Wie bereits erwähnt, ist es nicht immer einfach, die Leistung sauber nach vorne zu bringen. Und wenn man sich dann noch mit Kurven, Steigungen, Gefälle und imaginärer Tofu-Haftung auseinandersetzen muss, wird das Ganze zu einer sehr eigenen Erfahrung.
Die Futo GTX hat gekämpft.
Sie hat gerutscht.
Sie hat gebellt.
Sie hat sich bemüht.
Aber am Ende stand die Uhr bei:
06:52,385 Minuten
Damit fährt sie aktuell leider die schlechteste gemessene Zeit auf meiner Weinbergstrecke.
Aber wisst ihr was?
Das ist okay.
Nicht jedes Auto muss eine Bestzeit jagen. Nicht jedes Fahrzeug muss die Strecke verschlingen wie ein Monster mit Rennlizenz. Manche Autos gewinnen nicht über Zahlen, sondern über Gefühl.

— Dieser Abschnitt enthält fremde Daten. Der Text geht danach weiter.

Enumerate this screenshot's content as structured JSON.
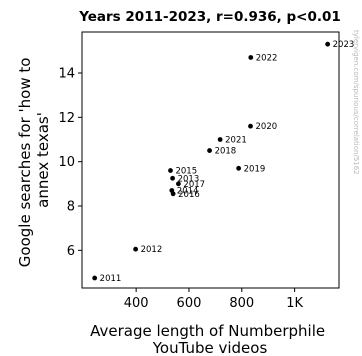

Und Tatum hat sich wirklich angestrengt.
Darauf bin ich stolz.

📊 Bewertung
Design: 8/10
Kompakt, charmant und mit genau der richtigen Portion Japan-Street-Energie.
Innenraum: 8/10
Rennsitze, Branding-Details und ein angenehm direktes Cockpit mit Kuschelfaktor.
Performance: 6/10
Nicht stark genug für echte Dominanz, aber lebendig genug für Spaß.
Kontrolle: 6/10
Verspielt, heckfreudig und manchmal etwas übermotiviert.
Umbauten: 9/10
Hier steckt viel kreatives Potenzial. Kleine Spielzeugkiste auf Rädern.
Charakter: 10/10
Ein Knuddelwuff mit Drehzahlfieber. Unmöglich, ihr lange böse zu sein.
Gesamtwertung: 7,8/10

🏁 Fazit – Kein Rennpferd, sondern ein Knuddelwuff
Was bleibt also am Ende zu sagen?
Die Karin Futo GTX ist kein Performance-Pferd für hirnamputierte Kriegerfahrer, die glauben, jede Ampel sei ein Startsignal zur persönlichen Selbstzerlegung.
Nein.
Sie ist ein Knuddelwuff für die schmusigen Fahrer unter uns.
Ein Auto für Spiel, Spaß und Freude. Für Leute, die lachen können, wenn das Heck ein bisschen zu sehr mitreden möchte. Für Menschen, die nicht nur Bestzeiten suchen, sondern kleine Momente, die sich leicht, charmant und ein bisschen bekloppt anfühlen.
Und solltet ihr nun den Wunsch haben, eurer eigenen Futo GTX ein Zuhause zu schenken, gibt es gute Nachrichten:
Diesen Monat könnt ihr sie bei Carlos Carcorner in Paleto Bay für 500.000 Dollar kaufen.
Ein fairer Preis für einen kleinen Welpen, der vielleicht nicht der Schnellste ist, aber dafür ein großes Herz unter der Haube trägt.
Ich hoffe, euch hat dieser Bericht nach meiner Rückkehr gefallen.
Wir lesen uns nun wieder öfter hier im Hamada Motor Magazine.